Он не испугался, не вздрогнул (а может, раньше заметил, как Тоська подкрадывается, да виду не показал), положил нож на верстак, полюбовался им и спросил:
— Красивый?
— Дай подержать, — протянула руку Тоська.
Нож был и правда красивый: металл отливал желтизной, вдоль верхней грани тянулся узкий желобок, острие, выточенное полумесяцем, холодно грозило чем-то таинственным, страшным.
— Валька… зачем тебе такой нож? Копченый усмехнулся:
— Не с перочинным же мне ходить.
— На дело, что ли? — бухнула она.
Он посмотрел на нее долгим взглядом. Качнул головой:
— Грамотная…
— А ты думал! — отважно сощурилась Тоська. Но тут же и выдала себя: — Вальк, расскажи — а как ты на дело ходишь?

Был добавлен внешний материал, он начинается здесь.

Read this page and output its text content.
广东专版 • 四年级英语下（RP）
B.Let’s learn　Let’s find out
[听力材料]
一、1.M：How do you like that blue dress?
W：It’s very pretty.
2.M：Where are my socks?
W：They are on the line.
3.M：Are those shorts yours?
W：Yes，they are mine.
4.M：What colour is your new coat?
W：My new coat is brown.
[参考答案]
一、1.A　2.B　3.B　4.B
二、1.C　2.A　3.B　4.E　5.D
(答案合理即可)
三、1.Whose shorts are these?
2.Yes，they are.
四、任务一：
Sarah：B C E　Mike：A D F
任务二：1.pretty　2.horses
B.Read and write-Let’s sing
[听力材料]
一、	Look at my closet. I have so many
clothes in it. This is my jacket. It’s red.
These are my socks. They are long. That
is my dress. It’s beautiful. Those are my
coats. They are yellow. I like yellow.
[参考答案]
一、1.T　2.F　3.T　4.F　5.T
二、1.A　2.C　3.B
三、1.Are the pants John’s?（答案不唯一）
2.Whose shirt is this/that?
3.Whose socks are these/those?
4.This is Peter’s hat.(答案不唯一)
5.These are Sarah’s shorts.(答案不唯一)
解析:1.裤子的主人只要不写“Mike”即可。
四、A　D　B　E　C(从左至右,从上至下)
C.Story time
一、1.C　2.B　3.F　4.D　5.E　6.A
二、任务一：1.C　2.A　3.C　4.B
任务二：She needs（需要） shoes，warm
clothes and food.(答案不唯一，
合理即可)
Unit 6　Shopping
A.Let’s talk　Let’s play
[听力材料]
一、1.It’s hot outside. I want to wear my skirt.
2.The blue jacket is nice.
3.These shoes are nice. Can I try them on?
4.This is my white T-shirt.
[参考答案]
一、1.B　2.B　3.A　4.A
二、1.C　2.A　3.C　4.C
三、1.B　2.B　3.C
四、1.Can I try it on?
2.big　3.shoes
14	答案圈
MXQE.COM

Копченый понял, что она только играет в отчаянную деваху, и закривлялся:
— А вот положу я его за голяшечку и встану темной ночкой под мостиком. А по мосту — тук-тук-тук… дамочка торопится. Тут я выхожу, достаю ножичек и пою, — он действительно запел: — Снимайте, дамочка, вашу панамочку, пока з-за тучки не выглянула луна… Оттого, что он придуривался, Тоське сделалось легче. Отступил прильнувший было к сердцу холодок. Она рассмеялась.
— А луна и выглянула… Ты смотришь — а это я. Что тогда?
— Как — ты? — не сразу понял Копченый.
— Ну так — я! — веселилась Тоська. — Луна выглянула, ты смотришь — а это я стою. В панамочке. Что делать будешь?
— Ну-у-у, девочка, — протянул он. — Тебя-то я за километр узнаю.
— А вдруг, — настаивала Тоська. — Вдруг не узнаешь. Ну представь себе — темно очень.
Копченый задумался.
А у Тоськи опять подступил к сердцу холодок. Уж очень по-серьезному Валька думал. Как задачку решал.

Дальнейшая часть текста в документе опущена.